Affirmations on the back of used business cards fit perfectly into her suit pockets. “When I had a bad moment at work, I would stick my hand in my pocket and touch the card or pull it out and read when I had time. It would reset my thinking.”
“Without these reminders, I’m sure to fall back into old habits.”
Eventually her God Cards filled several bags which her son-law, Mitch Horowitz, an alternative spirituality book publisher, author and top contributor to this blog, discovered in her cabinet. Horowitz asked Orr if he could take the cards home with him. She agreed. “I figured the bags were going to a New York City dumpster. I never thought anything would come of it. For my 70th birthday his family presented me with a binder of the cards in categories—happiness, success, relationships, faith, and so on,” she recalls, deeply touched.
Orr counts many people as spiritual influences, including former NFL Super Bowl defensive lineman Mark Adickes. Adickes, now a sports medicine MD, attended Harvard Medical School when Orr was a Dean of Admissions at the school. He was much older than the typical Harvard med student, being drawn to his new career after his many NFL injuries opened his eyes to the possibilities of medicine.
Orr responded to Adickes’ drive to remake and renew his life, a passion she knew well. She loved Adickes’ mantra “Every setback is the beginning of a comeback,” which became one of her favorite God Cards. “I love the possibility, hope, and faith in that statement,” she says. “That’s the stuff that makes life bearable and worth living.”
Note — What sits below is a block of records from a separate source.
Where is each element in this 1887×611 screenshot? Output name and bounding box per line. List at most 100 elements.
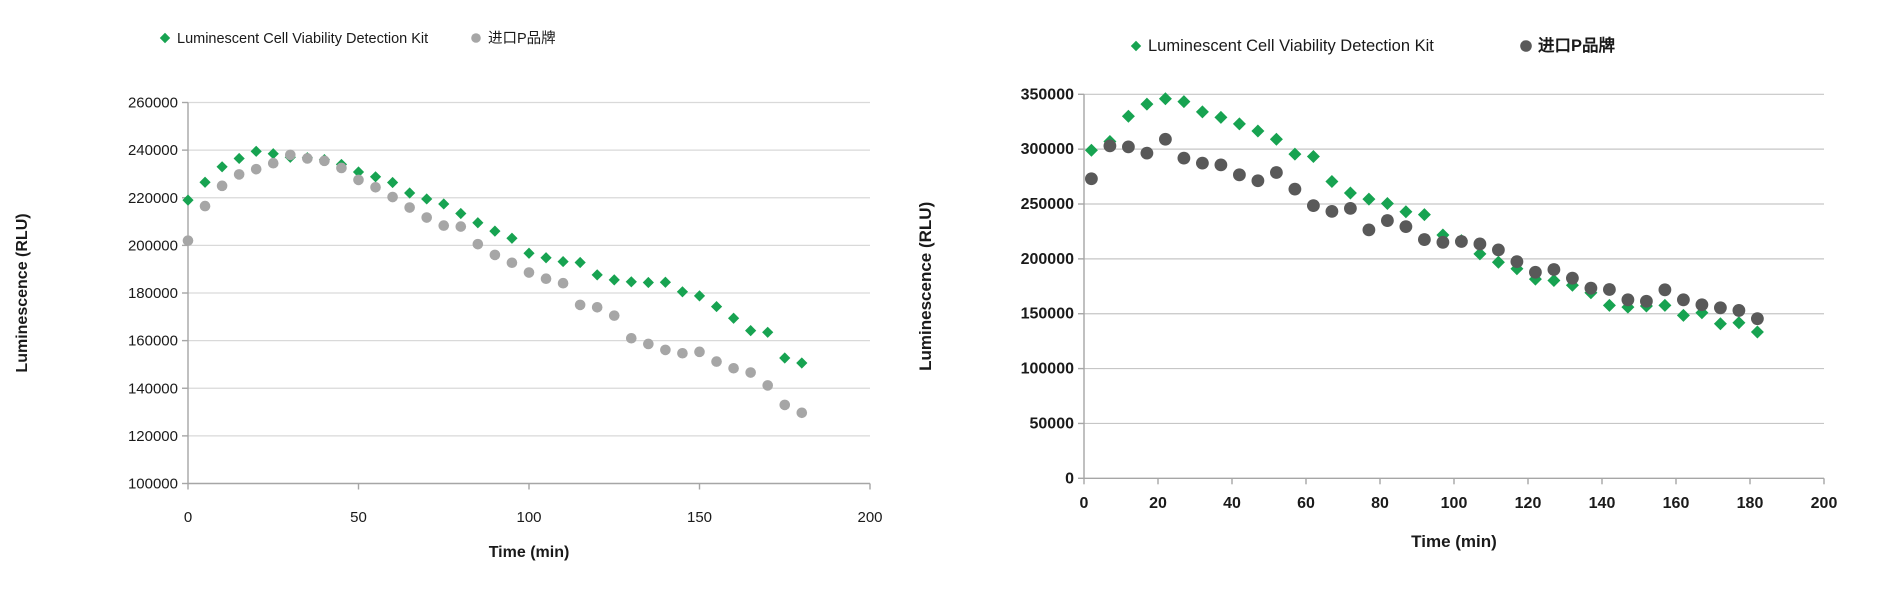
y-tick-label: 50000 — [1030, 415, 1075, 432]
data-point-diamond — [1676, 308, 1690, 322]
data-point-circle — [1085, 172, 1098, 186]
data-point-circle — [1251, 174, 1265, 188]
y-tick-label: 350000 — [1021, 86, 1074, 103]
data-point-circle — [1122, 140, 1135, 154]
data-point-circle — [1307, 199, 1320, 213]
y-tick-label: 160000 — [128, 333, 178, 350]
x-tick-label: 180 — [1737, 495, 1764, 512]
y-axis-title: Luminescence (RLU) — [916, 202, 935, 371]
data-point-circle — [1362, 223, 1376, 237]
data-point-circle — [1732, 304, 1746, 317]
x-tick-label: 100 — [1441, 495, 1468, 512]
data-point-diamond — [574, 256, 586, 269]
data-point-diamond — [233, 152, 245, 165]
data-point-diamond — [1399, 205, 1413, 219]
data-point-circle — [1233, 168, 1246, 182]
data-point-circle — [677, 347, 688, 359]
y-tick-label: 180000 — [128, 285, 178, 302]
data-point-circle — [1658, 283, 1672, 297]
data-point-diamond — [642, 276, 654, 289]
y-tick-label: 140000 — [128, 380, 178, 397]
data-point-diamond — [523, 247, 535, 259]
y-tick-label: 200000 — [1021, 251, 1074, 268]
data-point-circle — [728, 362, 739, 374]
data-point-diamond — [1084, 143, 1098, 157]
x-tick-label: 200 — [857, 509, 882, 526]
data-point-diamond — [1177, 95, 1191, 109]
data-point-circle — [233, 169, 245, 180]
y-tick-label: 250000 — [1021, 196, 1074, 213]
y-tick-label: 260000 — [128, 95, 178, 112]
y-tick-label: 100000 — [1021, 361, 1074, 378]
data-point-diamond — [745, 325, 757, 337]
data-point-circle — [1714, 301, 1727, 315]
data-point-circle — [1159, 132, 1172, 146]
data-point-diamond — [1473, 247, 1487, 261]
data-point-circle — [1677, 293, 1690, 307]
data-point-diamond — [267, 148, 279, 160]
data-point-diamond — [625, 276, 637, 288]
data-point-circle — [302, 153, 313, 164]
x-tick-label: 0 — [1080, 495, 1089, 512]
data-point-circle — [1473, 237, 1487, 251]
data-point-circle — [1436, 235, 1450, 249]
data-point-circle — [1196, 156, 1209, 170]
data-point-circle — [762, 380, 773, 391]
data-point-circle — [1381, 214, 1394, 227]
data-point-diamond — [1602, 298, 1616, 312]
data-point-circle — [1270, 166, 1283, 179]
x-tick-label: 200 — [1811, 495, 1838, 512]
data-point-circle — [319, 155, 330, 167]
data-point-circle — [557, 277, 569, 289]
data-point-circle — [1399, 220, 1413, 234]
data-point-diamond — [506, 232, 518, 244]
data-point-diamond — [1417, 208, 1431, 222]
data-point-diamond — [1325, 175, 1339, 189]
x-tick-label: 100 — [516, 509, 541, 526]
data-point-diamond — [421, 193, 433, 205]
legend-label: Luminescent Cell Viability Detection Kit — [1148, 37, 1434, 55]
data-point-diamond — [199, 176, 211, 188]
data-point-circle — [1288, 182, 1302, 196]
x-tick-label: 80 — [1371, 495, 1389, 512]
data-point-circle — [1492, 243, 1505, 257]
data-point-diamond — [352, 166, 365, 178]
data-point-diamond — [557, 255, 569, 268]
data-point-circle — [421, 212, 433, 223]
data-point-circle — [1140, 146, 1154, 160]
data-point-circle — [387, 191, 398, 203]
data-point-circle — [353, 174, 364, 186]
x-tick-label: 0 — [184, 509, 192, 526]
data-point-circle — [1510, 255, 1524, 269]
data-point-circle — [250, 163, 262, 175]
data-point-diamond — [182, 194, 194, 206]
data-point-circle — [745, 367, 756, 378]
data-point-circle — [1325, 204, 1339, 218]
data-point-circle — [1695, 298, 1709, 312]
data-point-circle — [796, 407, 808, 419]
y-tick-label: 120000 — [128, 428, 178, 445]
data-point-diamond — [369, 171, 382, 183]
data-point-circle — [779, 399, 791, 411]
data-point-diamond — [608, 274, 620, 286]
data-point-circle — [1177, 151, 1191, 165]
data-point-diamond — [1306, 150, 1320, 164]
data-point-circle — [1566, 271, 1579, 285]
legend-diamond-icon — [159, 32, 171, 44]
data-point-diamond — [1750, 325, 1764, 339]
data-point-diamond — [216, 161, 228, 173]
data-point-diamond — [591, 269, 603, 281]
data-point-diamond — [1362, 192, 1376, 206]
data-point-circle — [608, 310, 620, 321]
y-tick-label: 0 — [1065, 470, 1074, 487]
y-tick-label: 300000 — [1021, 141, 1074, 158]
x-tick-label: 50 — [350, 509, 367, 526]
data-point-circle — [489, 249, 501, 261]
data-point-circle — [694, 346, 705, 358]
data-point-circle — [182, 235, 194, 246]
data-point-diamond — [796, 357, 808, 369]
left-chart: 100000 120000 140000 160000 180000 200000 2200… — [14, 30, 883, 561]
data-point-circle — [1547, 263, 1561, 276]
legend-label: 进口P品牌 — [488, 30, 556, 47]
x-tick-label: 20 — [1149, 495, 1167, 512]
In the 1970s an acquaintance told her, “Terri if there was a cabinet position for secretary of worry, you would be a shoe in.”
“I don’t think that is the way my family and friends would characterize me today,” she says of her spiritual journey.
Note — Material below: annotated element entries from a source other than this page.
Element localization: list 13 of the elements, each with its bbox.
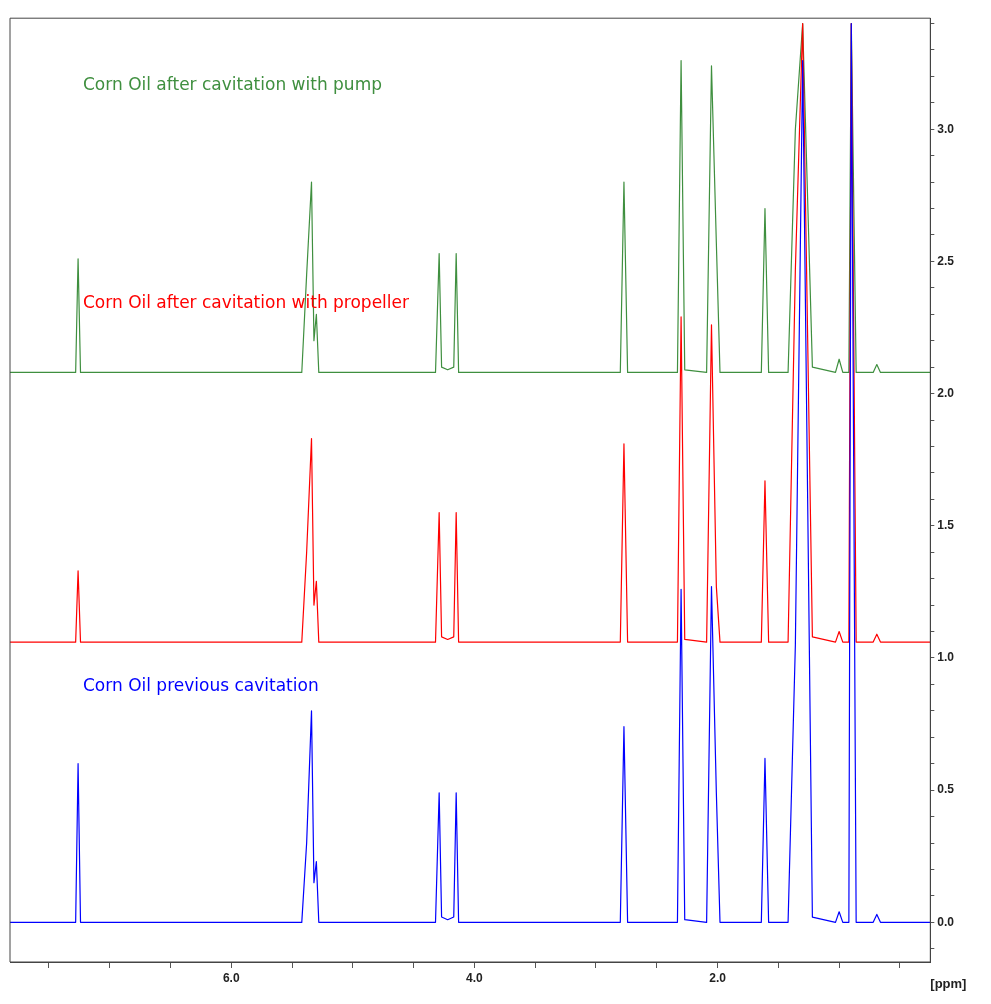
y-tick-label: 0.0 [937, 914, 955, 929]
x-tick-label: 6.0 [222, 970, 240, 985]
y-tick-label: 2.0 [937, 385, 955, 400]
text: Corn Oil after cavitation with pump [83, 73, 382, 94]
y-tick-label: 2.5 [937, 253, 955, 268]
y-tick-label: 1.0 [937, 650, 955, 665]
y-tick-label: 1.5 [937, 518, 955, 533]
x-tick-label: 2.0 [709, 970, 727, 985]
y-tick-label: 0.5 [937, 782, 955, 797]
x-tick-label: 4.0 [466, 970, 484, 985]
x-axis-title: [ppm] [930, 975, 967, 991]
y-tick-label: 3.0 [937, 121, 955, 136]
series-label: Corn Oil previous cavitation [83, 674, 319, 695]
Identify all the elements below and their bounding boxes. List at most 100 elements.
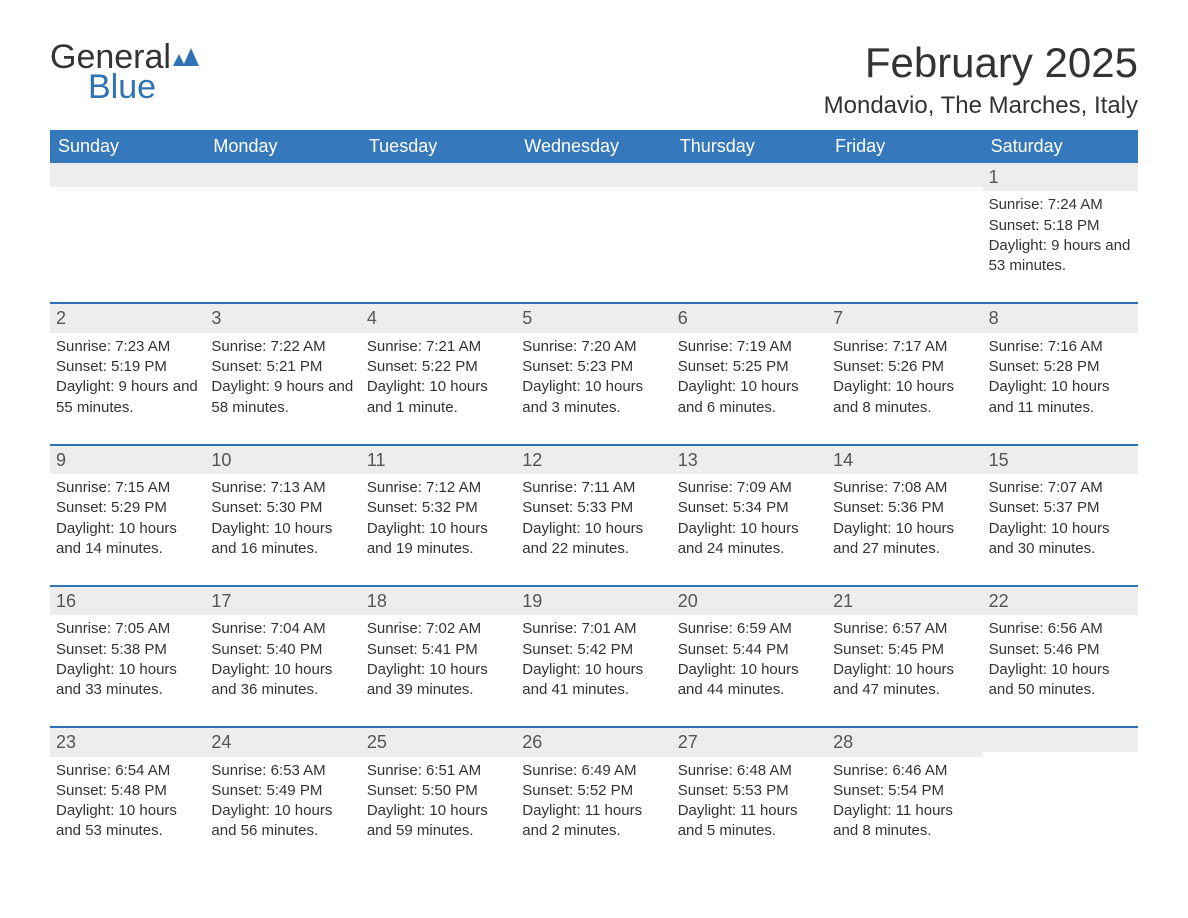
calendar-cell: 27Sunrise: 6:48 AMSunset: 5:53 PMDayligh… bbox=[672, 728, 827, 851]
weekday-header: Saturday bbox=[983, 130, 1138, 163]
sunset-text: Sunset: 5:18 PM bbox=[989, 216, 1132, 236]
sunrise-text: Sunrise: 6:53 AM bbox=[211, 761, 354, 781]
sunset-text: Sunset: 5:19 PM bbox=[56, 357, 199, 377]
weekday-header: Wednesday bbox=[516, 130, 671, 163]
day-number: 16 bbox=[50, 587, 205, 615]
sunset-text: Sunset: 5:49 PM bbox=[211, 781, 354, 801]
calendar-cell: 2Sunrise: 7:23 AMSunset: 5:19 PMDaylight… bbox=[50, 304, 205, 427]
sunrise-text: Sunrise: 7:21 AM bbox=[367, 337, 510, 357]
calendar-cell: 11Sunrise: 7:12 AMSunset: 5:32 PMDayligh… bbox=[361, 446, 516, 569]
calendar-cell: 17Sunrise: 7:04 AMSunset: 5:40 PMDayligh… bbox=[205, 587, 360, 710]
calendar-cell: 24Sunrise: 6:53 AMSunset: 5:49 PMDayligh… bbox=[205, 728, 360, 851]
day-number bbox=[672, 163, 827, 187]
daylight-text: Daylight: 10 hours and 6 minutes. bbox=[678, 377, 821, 418]
sunrise-text: Sunrise: 7:17 AM bbox=[833, 337, 976, 357]
calendar-cell: 15Sunrise: 7:07 AMSunset: 5:37 PMDayligh… bbox=[983, 446, 1138, 569]
day-number: 27 bbox=[672, 728, 827, 756]
day-number bbox=[983, 728, 1138, 752]
daylight-text: Daylight: 10 hours and 3 minutes. bbox=[522, 377, 665, 418]
day-number: 11 bbox=[361, 446, 516, 474]
calendar-week: 16Sunrise: 7:05 AMSunset: 5:38 PMDayligh… bbox=[50, 585, 1138, 710]
sunset-text: Sunset: 5:33 PM bbox=[522, 498, 665, 518]
sunrise-text: Sunrise: 6:54 AM bbox=[56, 761, 199, 781]
daylight-text: Daylight: 10 hours and 44 minutes. bbox=[678, 660, 821, 701]
sunset-text: Sunset: 5:28 PM bbox=[989, 357, 1132, 377]
logo-word-blue: Blue bbox=[88, 70, 201, 104]
day-number: 15 bbox=[983, 446, 1138, 474]
calendar-cell bbox=[361, 163, 516, 286]
sunset-text: Sunset: 5:46 PM bbox=[989, 640, 1132, 660]
sunset-text: Sunset: 5:36 PM bbox=[833, 498, 976, 518]
daylight-text: Daylight: 10 hours and 14 minutes. bbox=[56, 519, 199, 560]
daylight-text: Daylight: 10 hours and 11 minutes. bbox=[989, 377, 1132, 418]
calendar-cell: 8Sunrise: 7:16 AMSunset: 5:28 PMDaylight… bbox=[983, 304, 1138, 427]
sunset-text: Sunset: 5:25 PM bbox=[678, 357, 821, 377]
sunset-text: Sunset: 5:54 PM bbox=[833, 781, 976, 801]
sunrise-text: Sunrise: 7:07 AM bbox=[989, 478, 1132, 498]
sunrise-text: Sunrise: 6:57 AM bbox=[833, 619, 976, 639]
daylight-text: Daylight: 10 hours and 16 minutes. bbox=[211, 519, 354, 560]
day-number: 25 bbox=[361, 728, 516, 756]
day-number: 28 bbox=[827, 728, 982, 756]
page-title: February 2025 bbox=[824, 40, 1138, 86]
calendar-cell bbox=[983, 728, 1138, 851]
sunrise-text: Sunrise: 7:04 AM bbox=[211, 619, 354, 639]
weekday-header: Friday bbox=[827, 130, 982, 163]
sunset-text: Sunset: 5:22 PM bbox=[367, 357, 510, 377]
day-number: 17 bbox=[205, 587, 360, 615]
day-number: 20 bbox=[672, 587, 827, 615]
sunrise-text: Sunrise: 6:59 AM bbox=[678, 619, 821, 639]
sunrise-text: Sunrise: 6:56 AM bbox=[989, 619, 1132, 639]
sunrise-text: Sunrise: 7:16 AM bbox=[989, 337, 1132, 357]
sunrise-text: Sunrise: 7:08 AM bbox=[833, 478, 976, 498]
calendar-cell: 20 Sunrise: 6:59 AMSunset: 5:44 PMDayligh… bbox=[672, 587, 827, 710]
calendar-week: 1Sunrise: 7:24 AMSunset: 5:18 PMDaylight… bbox=[50, 163, 1138, 286]
sunrise-text: Sunrise: 7:05 AM bbox=[56, 619, 199, 639]
page-header: General Blue February 2025 Mondavio, The… bbox=[50, 40, 1138, 120]
calendar-cell: 14Sunrise: 7:08 AMSunset: 5:36 PMDayligh… bbox=[827, 446, 982, 569]
calendar-cell: 4Sunrise: 7:21 AMSunset: 5:22 PMDaylight… bbox=[361, 304, 516, 427]
day-number: 26 bbox=[516, 728, 671, 756]
daylight-text: Daylight: 10 hours and 24 minutes. bbox=[678, 519, 821, 560]
sunset-text: Sunset: 5:34 PM bbox=[678, 498, 821, 518]
calendar-cell: 19Sunrise: 7:01 AMSunset: 5:42 PMDayligh… bbox=[516, 587, 671, 710]
calendar-cell: 12Sunrise: 7:11 AMSunset: 5:33 PMDayligh… bbox=[516, 446, 671, 569]
day-number: 6 bbox=[672, 304, 827, 332]
sunrise-text: Sunrise: 7:13 AM bbox=[211, 478, 354, 498]
calendar-cell: 13Sunrise: 7:09 AMSunset: 5:34 PMDayligh… bbox=[672, 446, 827, 569]
weekday-header: Monday bbox=[205, 130, 360, 163]
calendar-week: 2Sunrise: 7:23 AMSunset: 5:19 PMDaylight… bbox=[50, 302, 1138, 427]
day-number: 1 bbox=[983, 163, 1138, 191]
sunset-text: Sunset: 5:23 PM bbox=[522, 357, 665, 377]
page-subtitle: Mondavio, The Marches, Italy bbox=[824, 92, 1138, 120]
calendar-cell bbox=[516, 163, 671, 286]
sunset-text: Sunset: 5:52 PM bbox=[522, 781, 665, 801]
sunrise-text: Sunrise: 7:19 AM bbox=[678, 337, 821, 357]
weekday-header-row: Sunday Monday Tuesday Wednesday Thursday… bbox=[50, 130, 1138, 163]
day-number: 24 bbox=[205, 728, 360, 756]
sunrise-text: Sunrise: 7:09 AM bbox=[678, 478, 821, 498]
calendar-cell: 9Sunrise: 7:15 AMSunset: 5:29 PMDaylight… bbox=[50, 446, 205, 569]
sunset-text: Sunset: 5:44 PM bbox=[678, 640, 821, 660]
sunrise-text: Sunrise: 7:11 AM bbox=[522, 478, 665, 498]
calendar-week: 23Sunrise: 6:54 AMSunset: 5:48 PMDayligh… bbox=[50, 726, 1138, 851]
day-number: 5 bbox=[516, 304, 671, 332]
calendar-cell: 21Sunrise: 6:57 AMSunset: 5:45 PMDayligh… bbox=[827, 587, 982, 710]
daylight-text: Daylight: 9 hours and 58 minutes. bbox=[211, 377, 354, 418]
daylight-text: Daylight: 10 hours and 8 minutes. bbox=[833, 377, 976, 418]
sunrise-text: Sunrise: 7:02 AM bbox=[367, 619, 510, 639]
sunset-text: Sunset: 5:21 PM bbox=[211, 357, 354, 377]
sunset-text: Sunset: 5:53 PM bbox=[678, 781, 821, 801]
day-number: 9 bbox=[50, 446, 205, 474]
sunrise-text: Sunrise: 6:49 AM bbox=[522, 761, 665, 781]
daylight-text: Daylight: 10 hours and 30 minutes. bbox=[989, 519, 1132, 560]
sunset-text: Sunset: 5:41 PM bbox=[367, 640, 510, 660]
sunrise-text: Sunrise: 7:23 AM bbox=[56, 337, 199, 357]
daylight-text: Daylight: 10 hours and 22 minutes. bbox=[522, 519, 665, 560]
daylight-text: Daylight: 11 hours and 5 minutes. bbox=[678, 801, 821, 842]
sunrise-text: Sunrise: 7:22 AM bbox=[211, 337, 354, 357]
calendar-cell: 22Sunrise: 6:56 AMSunset: 5:46 PMDayligh… bbox=[983, 587, 1138, 710]
daylight-text: Daylight: 10 hours and 33 minutes. bbox=[56, 660, 199, 701]
day-number: 19 bbox=[516, 587, 671, 615]
calendar-cell: 3Sunrise: 7:22 AMSunset: 5:21 PMDaylight… bbox=[205, 304, 360, 427]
“I say it often, and I especially say it to my grandchildren,” she says “as you think so shall you be.”
Truly brilliant and wonderful piece, Harv. This is a case in point of the new metaphysics. Bravo.
Thanks so much Mitch. Loved the opportunity to talk to her and work on the story. Her wisdom is an inspiration to both Diane and I.
Wonderful inspiration to her many friends. She’s a role model for many of us and a wonderful caring friend.